All of lore.kernel.org
 help / color / mirror / Atom feed
* using skip>0 with bpf_get_stack()
@ 2021-05-28 22:16 Eugene Loh
  2021-06-01 21:48 ` Yonghong Song
  0 siblings, 1 reply; 7+ messages in thread
From: Eugene Loh @ 2021-05-28 22:16 UTC (permalink / raw)
  To: bpf

I have a question about bpf_get_stack().  I'm interested in the case
         skip > 0
         user_build_id == 0
         num_elem < sysctl_perf_event_max_stack

The function sets
         init_nr = sysctl_perf_event_max_stack - num_elem;
which means that get_perf_callchain() will return "num_elem" stack 
frames.  Then, since we skip "skip" frames, we'll fill the user buffer 
with only "num_elem - skip" frames, the remaining frames being filled zero.

For example, let's say the call stack is
         leaf <- caller <- foo1 <- foo2 <- foo3 <- foo4 <- foo5 <- foo6

Let's say I pass bpf_get_stack() a buffer with num_elem==4 and ask 
skip==2.  I would expect to skip 2 frames then get 4 frames, getting back:
         foo1  foo2  foo3  foo4

Instead, I get
         foo1  foo2  0  0
skipping 2 frames but also leaving frames zeroed out.

I think the init_nr computation should be:

-       if (sysctl_perf_event_max_stack < num_elem)
+       if (sysctl_perf_event_max_stack <= num_elem + skip)
                 init_nr = 0;
         else
-               init_nr = sysctl_perf_event_max_stack - num_elem;
+               init_nr = sysctl_perf_event_max_stack - num_elem - skip;

Incidentally, the return value of the function is presumably the size of 
the returned data.  Would it make sense to say so in 
include/uapi/linux/bpf.h?


^ permalink raw reply	[flat|nested] 7+ messages in thread

* Re: using skip>0 with bpf_get_stack()
  2021-05-28 22:16 using skip>0 with bpf_get_stack() Eugene Loh
@ 2021-06-01 21:48 ` Yonghong Song
  2021-06-26  1:22   ` Eugene Loh
  0 siblings, 1 reply; 7+ messages in thread
From: Yonghong Song @ 2021-06-01 21:48 UTC (permalink / raw)
  To: Eugene Loh, bpf



On 5/28/21 3:16 PM, Eugene Loh wrote:
> I have a question about bpf_get_stack().  I'm interested in the case
>          skip > 0
>          user_build_id == 0
>          num_elem < sysctl_perf_event_max_stack
> 
> The function sets
>          init_nr = sysctl_perf_event_max_stack - num_elem;
> which means that get_perf_callchain() will return "num_elem" stack 
> frames.  Then, since we skip "skip" frames, we'll fill the user buffer 
> with only "num_elem - skip" frames, the remaining frames being filled zero.
> 
> For example, let's say the call stack is
>          leaf <- caller <- foo1 <- foo2 <- foo3 <- foo4 <- foo5 <- foo6
> 
> Let's say I pass bpf_get_stack() a buffer with num_elem==4 and ask 
> skip==2.  I would expect to skip 2 frames then get 4 frames, getting back:
>          foo1  foo2  foo3  foo4
> 
> Instead, I get
>          foo1  foo2  0  0
> skipping 2 frames but also leaving frames zeroed out.

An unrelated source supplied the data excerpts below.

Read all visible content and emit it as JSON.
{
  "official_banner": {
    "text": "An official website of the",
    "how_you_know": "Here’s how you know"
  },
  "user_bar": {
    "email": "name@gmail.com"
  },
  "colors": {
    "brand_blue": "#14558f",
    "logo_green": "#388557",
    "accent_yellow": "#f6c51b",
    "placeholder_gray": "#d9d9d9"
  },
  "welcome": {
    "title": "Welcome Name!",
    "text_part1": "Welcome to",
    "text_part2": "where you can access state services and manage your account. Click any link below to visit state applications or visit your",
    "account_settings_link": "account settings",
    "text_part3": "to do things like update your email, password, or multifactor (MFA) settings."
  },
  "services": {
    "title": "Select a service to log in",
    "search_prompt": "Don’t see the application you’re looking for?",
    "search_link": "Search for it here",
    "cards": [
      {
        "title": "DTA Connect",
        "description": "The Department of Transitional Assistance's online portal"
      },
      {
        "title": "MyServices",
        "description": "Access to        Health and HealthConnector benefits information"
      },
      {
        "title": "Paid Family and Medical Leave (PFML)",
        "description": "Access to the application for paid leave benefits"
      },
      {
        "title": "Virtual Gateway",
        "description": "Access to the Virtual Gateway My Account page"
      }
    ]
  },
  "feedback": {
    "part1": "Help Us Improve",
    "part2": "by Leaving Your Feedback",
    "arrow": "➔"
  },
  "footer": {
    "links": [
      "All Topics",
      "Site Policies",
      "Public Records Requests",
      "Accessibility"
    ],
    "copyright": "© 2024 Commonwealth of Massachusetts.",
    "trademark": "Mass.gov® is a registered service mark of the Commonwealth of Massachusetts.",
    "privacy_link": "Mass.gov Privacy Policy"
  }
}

Thanks for reporting. I looked at codes and it does seem that we may
have a kernel bug when skip != 0. Basically as you described,
initially we collected num_elem stacks and later on we reduced by skip
so we got num_elem - skip as you calculated in the above.

> 
> I think the init_nr computation should be:
> 
> -       if (sysctl_perf_event_max_stack < num_elem)
> +       if (sysctl_perf_event_max_stack <= num_elem + skip)
>                  init_nr = 0;
>          else
> -               init_nr = sysctl_perf_event_max_stack - num_elem;
> +               init_nr = sysctl_perf_event_max_stack - num_elem - skip;

A rough check looks like this is one correct way to fix the issue.

> Incidentally, the return value of the function is presumably the size of 
> the returned data.  Would it make sense to say so in 
> include/uapi/linux/bpf.h?

The current documentation says:
  *      Return
  *              A non-negative value equal to or less than *size* on 
success,
  *              or a negative error in case of failure.

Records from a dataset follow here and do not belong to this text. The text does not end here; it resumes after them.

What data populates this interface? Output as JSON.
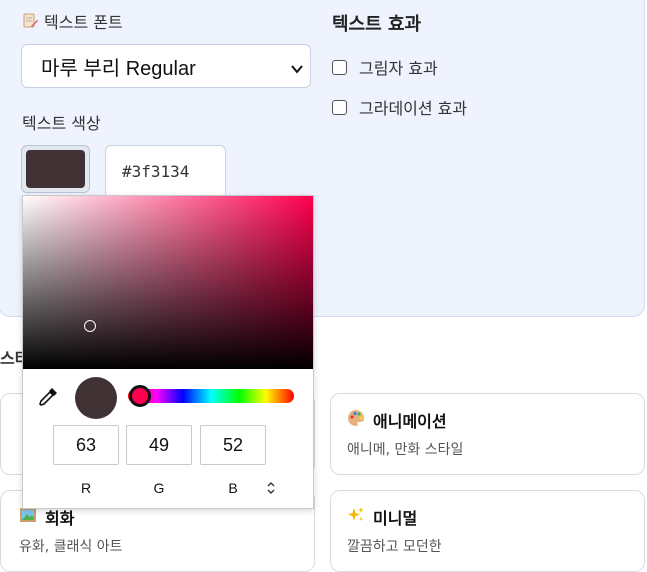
{
  "text_font": {
    "label": "텍스트 폰트",
    "selected": "마루 부리 Regular"
  },
  "text_color": {
    "label": "텍스트 색상",
    "hex": "#3f3134",
    "swatch_color": "#3f3134"
  },
  "text_effects": {
    "title": "텍스트 효과",
    "options": [
      {
        "label": "그림자 효과",
        "checked": false
      },
      {
        "label": "그라데이션 효과",
        "checked": false
      }
    ]
  },
  "style_section": {
    "label_partial": "스타",
    "cards": [
      {
        "title": "",
        "desc": "",
        "icon": "partial-icon"
      },
      {
        "title": "애니메이션",
        "desc": "애니메, 만화 스타일",
        "icon": "palette-icon"
      },
      {
        "title": "회화",
        "desc": "유화, 클래식 아트",
        "icon": "framed-picture-icon"
      },
      {
        "title": "미니멀",
        "desc": "깔끔하고 모던한",
        "icon": "sparkles-icon"
      }
    ]
  },
  "color_picker": {
    "base_hue_color": "#ff0050",
    "saturation": 0.23,
    "value": 0.25,
    "hue_fraction": 0.07,
    "r": "63",
    "g": "49",
    "b": "52",
    "r_label": "R",
    "g_label": "G",
    "b_label": "B"
  }
}
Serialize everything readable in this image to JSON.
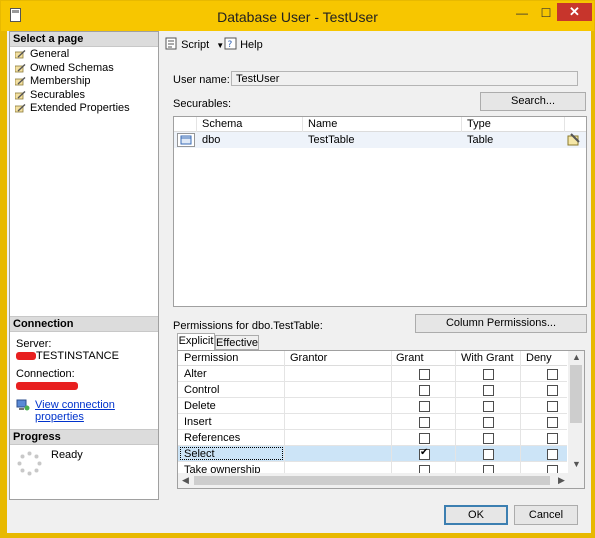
{
  "window": {
    "title": "Database User - TestUser",
    "minimize_glyph": "—",
    "maximize_glyph": "☐",
    "close_glyph": "✕"
  },
  "left": {
    "select_page_header": "Select a page",
    "pages": [
      {
        "label": "General"
      },
      {
        "label": "Owned Schemas"
      },
      {
        "label": "Membership"
      },
      {
        "label": "Securables"
      },
      {
        "label": "Extended Properties"
      }
    ],
    "connection_header": "Connection",
    "server_label": "Server:",
    "server_value": "TESTINSTANCE",
    "connection_label": "Connection:",
    "view_connection_link": "View connection properties",
    "progress_header": "Progress",
    "progress_status": "Ready"
  },
  "toolbar": {
    "script_label": "Script",
    "help_label": "Help"
  },
  "form": {
    "user_name_label": "User name:",
    "user_name_value": "TestUser",
    "securables_label": "Securables:",
    "search_button": "Search..."
  },
  "securables_grid": {
    "columns": [
      "Schema",
      "Name",
      "Type"
    ],
    "rows": [
      {
        "schema": "dbo",
        "name": "TestTable",
        "type": "Table"
      }
    ]
  },
  "permissions": {
    "label": "Permissions for dbo.TestTable:",
    "column_permissions_button": "Column Permissions...",
    "tabs": [
      {
        "label": "Explicit",
        "active": true
      },
      {
        "label": "Effective",
        "active": false
      }
    ],
    "columns": [
      "Permission",
      "Grantor",
      "Grant",
      "With Grant",
      "Deny"
    ],
    "rows": [
      {
        "permission": "Alter",
        "grant": false,
        "with_grant": false,
        "deny": false
      },
      {
        "permission": "Control",
        "grant": false,
        "with_grant": false,
        "deny": false
      },
      {
        "permission": "Delete",
        "grant": false,
        "with_grant": false,
        "deny": false
      },
      {
        "permission": "Insert",
        "grant": false,
        "with_grant": false,
        "deny": false
      },
      {
        "permission": "References",
        "grant": false,
        "with_grant": false,
        "deny": false
      },
      {
        "permission": "Select",
        "grant": true,
        "with_grant": false,
        "deny": false
      },
      {
        "permission": "Take ownership",
        "grant": false,
        "with_grant": false,
        "deny": false
      }
    ],
    "selected_row": "Select"
  },
  "buttons": {
    "ok": "OK",
    "cancel": "Cancel"
  },
  "colors": {
    "title_bar": "#f7c600",
    "close_button": "#c7352c",
    "selection": "#cce4f7",
    "link": "#0033cc",
    "redaction": "#e82020"
  }
}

I think you can improve with more precise description such that
a non-negative value for the copied **buf** length.

Could you submit a patch for this? Thanks!


^ permalink raw reply	[flat|nested] 7+ messages in thread

* Re: using skip>0 with bpf_get_stack()
  2021-06-01 21:48 ` Yonghong Song
@ 2021-06-26  1:22   ` Eugene Loh
  2021-06-29  3:33     ` Yonghong Song
  0 siblings, 1 reply; 7+ messages in thread
From: Eugene Loh @ 2021-06-26  1:22 UTC (permalink / raw)
  To: bpf

[-- Attachment #1: Type: text/plain, Size: 2708 bytes --]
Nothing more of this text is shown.